Chad George puts his opponent to sleep using a Von Flue Choke and has to argue with the ref that he is out.


----------



## Spite (Jul 7, 2009)

Strange one that.

You can forgive the ref to immediately recognising that he was out, but one George said he was out, it was clear he was - just laying there not doing anything.


----------



## John8204 (May 13, 2010)

He might have been right but he should have held the choke a little longer no way could the ref determine if Ward was out at that point.


----------



## Voiceless (Nov 8, 2010)

John8204 said:


> He might have been right but he should have held the choke a little longer no way could the ref determine if Ward was out at that point.


What¿ Dude's primary objective was to get his own head free. Only after he got it free and was going knee on belly he realised his opponent was out.


----------



## John8204 (May 13, 2010)

Voiceless said:


> What¿ Dude's primary objective was to get his own head free. Only after he got it free and was going knee on belly he realised his opponent was out.


The primary objective is to win the fight if you have a guillotine or von flue choke in you wait for the ref. This can set a very dangerous precedent with fighters trying to argue their opponent is out to either get a cheap win or get themselves hurt arguing with the ref and taking their eye off the opponent.


----------



## Spite (Jul 7, 2009)

John8204 said:


> The primary objective is to win the fight if you have a guillotine or von flue choke in you wait for the ref. This can set a very dangerous precedent with fighters trying to argue their opponent is out to either get a cheap win or get themselves hurt arguing with the ref and taking their eye off the opponent.
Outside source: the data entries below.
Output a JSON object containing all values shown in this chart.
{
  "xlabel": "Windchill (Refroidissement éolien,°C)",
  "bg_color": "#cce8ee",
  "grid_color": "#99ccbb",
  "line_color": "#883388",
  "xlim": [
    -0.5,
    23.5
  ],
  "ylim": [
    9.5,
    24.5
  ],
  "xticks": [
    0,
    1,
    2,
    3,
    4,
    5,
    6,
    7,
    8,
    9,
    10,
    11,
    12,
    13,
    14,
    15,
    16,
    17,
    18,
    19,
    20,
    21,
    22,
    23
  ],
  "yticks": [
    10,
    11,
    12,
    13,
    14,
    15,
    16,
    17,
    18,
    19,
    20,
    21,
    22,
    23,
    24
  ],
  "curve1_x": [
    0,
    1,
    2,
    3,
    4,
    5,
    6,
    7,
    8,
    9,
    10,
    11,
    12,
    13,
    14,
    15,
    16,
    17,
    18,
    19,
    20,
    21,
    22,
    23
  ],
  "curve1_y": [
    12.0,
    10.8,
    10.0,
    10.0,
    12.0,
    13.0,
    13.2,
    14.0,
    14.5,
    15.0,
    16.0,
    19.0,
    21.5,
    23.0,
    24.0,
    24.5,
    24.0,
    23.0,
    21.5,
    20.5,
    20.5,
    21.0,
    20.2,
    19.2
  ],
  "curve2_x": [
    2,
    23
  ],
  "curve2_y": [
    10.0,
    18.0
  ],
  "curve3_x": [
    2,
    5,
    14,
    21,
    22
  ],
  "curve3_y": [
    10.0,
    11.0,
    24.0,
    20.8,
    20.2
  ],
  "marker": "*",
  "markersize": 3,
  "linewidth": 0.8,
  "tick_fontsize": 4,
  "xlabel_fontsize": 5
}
The reason the ref couldn't determine he was out was because he was at the wrong angle to see his right arm flop - thats forgivable, not realising he was out when the other guy said he was is not.

Fighters know when their opponent goes out, better than a ref does, they feel it. He absolutely did the right thing by releasing the choke.


----------



## Woodenhead (Jan 5, 2010)

Voiceless said:


> What¿ Dude's primary objective was to get his own head free. Only after he got it free and was going knee on belly he realised his opponent was out.


This is correct. George got his head out, got his knee on top, and looked like he was about to start punching when he realized that Vorgeas was totally out. That was some good sportsmanship, if anything. The ref wasn't sure at first because Vorgeas' limp body still moved a bit at first - looks like it may have been because of George still being in contact & moving his limp body himself a little bit.


----------



## RangerClydeTheBlue (Jul 11, 2012)

Feels like seeing someone going for the Von Flue choke and not hearing Joe Rogan explain that someone is going for the Von Flue choke.


----------



## Ricardinho (Jun 6, 2009)

Wow never saw this before!


----------